Eine mehr als nur zartbittere Wahrheit: Hinter jeder Tafel Schokolade kann Kinderarbeit stecken. Vor allem in Ländern im westlichen Afrika — den größten Kakaoproduzenten — ist die Kinderarbeit im Anbau keine Seltenheit. Häufig ist Armut einer der Hauptgründe von Kinderarbeit.
Kinderarbeit und Kakao - Zahlen, Fakten, Statistiken
Weltweit sind rund 160 Millionen Kinder Opfer von Kinderarbeit. 70 Prozent von ihnen arbeiten dabei in landwirtschaftlichen Sektoren — zum Beispiel auf Kakaoplantagen und in der Kakaoverarbeitung.
Die größte kakaoproduzierende Region der Welt ist Westafrika — vor allem Ghana und Côte d'Ivoire.
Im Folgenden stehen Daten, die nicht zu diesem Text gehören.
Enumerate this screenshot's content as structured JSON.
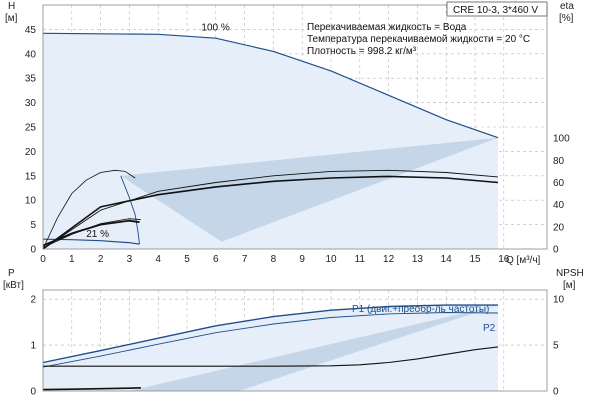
{
  "chart_data": [
    {
      "type": "line",
      "title": "CRE 10-3, 3*460 V",
      "info_lines": [
        "Перекачиваемая жидкость = Вода",
        "Температура перекачиваемой жидкости = 20 °C",
        "Плотность = 998.2 кг/м³"
      ],
      "xlabel": "Q [м³/ч]",
      "ylabel_left": "H\n[м]",
      "ylabel_right": "eta\n[%]",
      "xlim": [
        0,
        17.5
      ],
      "ylim_left": [
        0,
        50
      ],
      "ylim_right": [
        0,
        220
      ],
      "x_ticks": [
        0,
        1,
        2,
        3,
        4,
        5,
        6,
        7,
        8,
        9,
        10,
        11,
        12,
        13,
        14,
        15,
        16
      ],
      "y_ticks_left": [
        0,
        5,
        10,
        15,
        20,
        25,
        30,
        35,
        40,
        45
      ],
      "y_ticks_right": [
        0,
        20,
        40,
        60,
        80,
        100
      ],
      "grid": true,
      "annotations": [
        {
          "text": "100 %",
          "x": 5.5,
          "y": 44.2
        },
        {
          "text": "21 %",
          "x": 1.5,
          "y": 1.8
        }
      ],
      "series": [
        {
          "x": [
            0,
            2,
            4,
            6,
            8,
            10,
            12,
            14,
            15.8
          ],
          "y": [
            44.2,
            44.1,
            44.0,
            43.2,
            40.5,
            36.5,
            31.5,
            26.5,
            22.8
          ]
        },
        {
          "x": [
            0,
            1,
            2,
            3,
            3.35
          ],
          "y": [
            2.0,
            1.9,
            1.7,
            1.3,
            1.0
          ]
        },
        {
          "x": [
            0,
            1,
            2,
            3,
            3.35
          ],
          "y": [
            0.7,
            3.2,
            5.0,
            5.8,
            5.5
          ]
        },
        {
          "x": [
            0,
            1,
            2,
            3,
            3.4
          ],
          "y": [
            0.3,
            3.0,
            5.2,
            6.2,
            6.0
          ]
        },
        {
          "x": [
            0,
            2,
            4,
            6,
            8,
            10,
            12,
            14,
            15.8
          ],
          "y_right": [
            0,
            35,
            52,
            60,
            66,
            70,
            71,
            69,
            65
          ]
        },
        {
          "x": [
            0,
            2,
            4,
            6,
            8,
            10,
            12,
            14,
            15.8
          ],
          "y_right": [
            0,
            38,
            49,
            56,
            61,
            64,
            65.5,
            64,
            60
          ]
        },
        {
          "x": [
            0,
            0.5,
            1,
            1.5,
            2,
            2.5,
            2.85,
            3.2
          ],
          "y_right": [
            0,
            28,
            50,
            62,
            69,
            71,
            70,
            64
          ]
        }
      ],
      "envelope": {
        "upper": {
          "x": [
            0,
            2,
            4,
            6,
            8,
            10,
            12,
            14,
            15.8
          ],
          "y": [
            44.2,
            44.1,
            44.0,
            43.2,
            40.5,
            36.5,
            31.5,
            26.5,
            22.8
          ]
        },
        "lower": {
          "x": [
            0,
            1,
            2,
            3,
            3.35
          ],
          "y": [
            2.0,
            1.9,
            1.7,
            1.3,
            1.0
          ]
        },
        "min_speed_end": {
          "x": [
            3.35,
            3.3,
            3.2,
            3.0,
            2.7
          ],
          "y": [
            1.0,
            3.5,
            7.0,
            10.5,
            15.0
          ]
        },
        "wedge": {
          "x": [
            2.7,
            6.2,
            15.8
          ],
          "y": [
            15.0,
            1.5,
            22.8
          ]
        }
      }
    },
    {
      "type": "line",
      "ylabel_left": "P\n[кВт]",
      "ylabel_right": "NPSH\n[м]",
      "xlim": [
        0,
        17.5
      ],
      "ylim_left": [
        0,
        2.2
      ],
      "ylim_right": [
        0,
        11
      ],
      "y_ticks_left": [
        0,
        1,
        2
      ],
      "y_ticks_right": [
        0,
        5,
        10
      ],
      "grid": true,
      "series": [
        {
          "name": "P1 (двиг.+преобр-ль частоты)",
          "x": [
            0,
            2,
            4,
            6,
            8,
            10,
            12,
            14,
            15.8
          ],
          "y": [
            0.62,
            0.88,
            1.15,
            1.42,
            1.62,
            1.76,
            1.84,
            1.87,
            1.87
          ]
        },
        {
          "name": "P2",
          "x": [
            0,
            2,
            4,
            6,
            8,
            10,
            12,
            14,
            15.8
          ],
          "y": [
            0.52,
            0.76,
            1.02,
            1.27,
            1.46,
            1.6,
            1.68,
            1.71,
            1.7
          ]
        },
        {
          "x": [
            0,
            1,
            2,
            3,
            3.4
          ],
          "y": [
            0.03,
            0.04,
            0.05,
            0.06,
            0.07
          ]
        },
        {
          "x": [
            0,
            2,
            4,
            6,
            8,
            10,
            11,
            12,
            13,
            14,
            15,
            15.8
          ],
          "y_right": [
            2.7,
            2.7,
            2.7,
            2.7,
            2.7,
            2.75,
            2.85,
            3.1,
            3.5,
            4.0,
            4.5,
            4.8
          ]
        }
      ]
    }
  ]
}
Untersuchungen haben ergeben, dass im Jahr 2021 rund 1,56 Millionen Kinder in Ghana und Côte d ́Ivoire in der Kakaoproduktion arbeiteten, was einen Rückgang um etwa 30% seit 2013/14 verzeichnet. Da Kinderarbeit häufig versteckt wird und dementsprechend schwer zu erfassen ist, könnte die Dunkelziffer deutlich höher liegen.
Kinderarbeit hat sowohl physische als auch psychische Auswirkungen auf die Kinder. Einige Kinder, die in der Kakaoindustrie arbeiten, haben jahrelang keinen Kontakt zu ihren Familien.
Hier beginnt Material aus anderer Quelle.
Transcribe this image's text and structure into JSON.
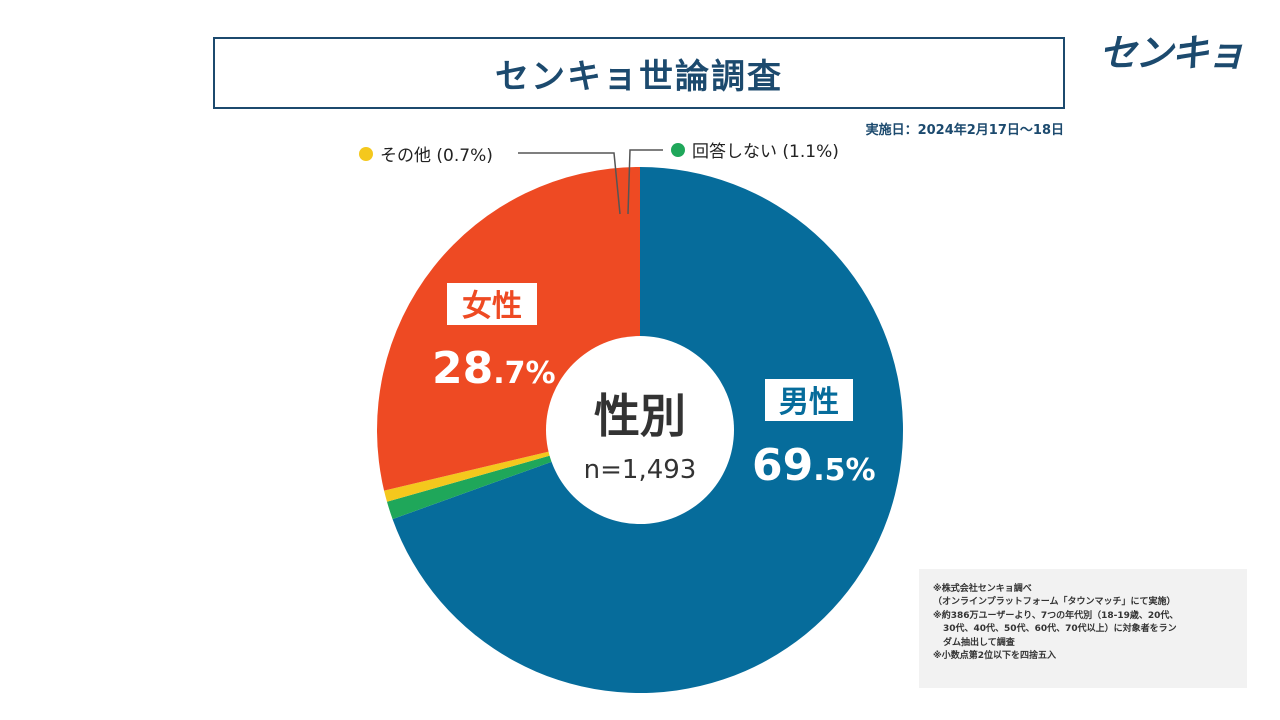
{
  "header": {
    "title": "センキョ世論調査",
    "logo_text": "センキョ",
    "date": "実施日：2024年2月17日～18日"
  },
  "chart_data": {
    "type": "pie",
    "title": "性別",
    "center_label": "性別",
    "center_sub": "n=1,493",
    "slices": [
      {
        "name": "男性",
        "value": 69.5,
        "value_int": "69",
        "value_dec": ".5%",
        "color": "#066c9b"
      },
      {
        "name": "女性",
        "value": 28.7,
        "value_int": "28",
        "value_dec": ".7%",
        "color": "#ee4a23"
      },
      {
        "name": "その他",
        "value": 0.7,
        "label": "その他 (0.7%)",
        "color": "#f4c81d"
      },
      {
        "name": "回答しない",
        "value": 1.1,
        "label": "回答しない (1.1%)",
        "color": "#1fa75a"
      }
    ]
  },
  "notes": {
    "line1": "※株式会社センキョ調べ",
    "line2": "（オンラインプラットフォーム「タウンマッチ」にて実施）",
    "line3": "※約386万ユーザーより、7つの年代別（18-19歳、20代、",
    "line4": "30代、40代、50代、60代、70代以上）に対象者をラン",
    "line5": "ダム抽出して調査",
    "line6": "※小数点第2位以下を四捨五入"
  }
}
Mehr als zwei Drittel der Kakao anbauenden Familien in Westafrika leben unter der Armutsgrenze, die momentan bei 3,95 US-Dollar pro Tag liegt.
Um effektiv gegen Kinderarbeit vorzugehen, muss die Armut der Kleinbäuer*innen bekämpft werden. Fairer Handel, Aufklärung bei sowohl Produzent*innen als auch Konsument*innen und ein Umdenken bei Anbaumethoden sind mögliche Wege aus dem Teufelskreis.
Warum gibt es Kinderarbeit in der Kakaoproduktion?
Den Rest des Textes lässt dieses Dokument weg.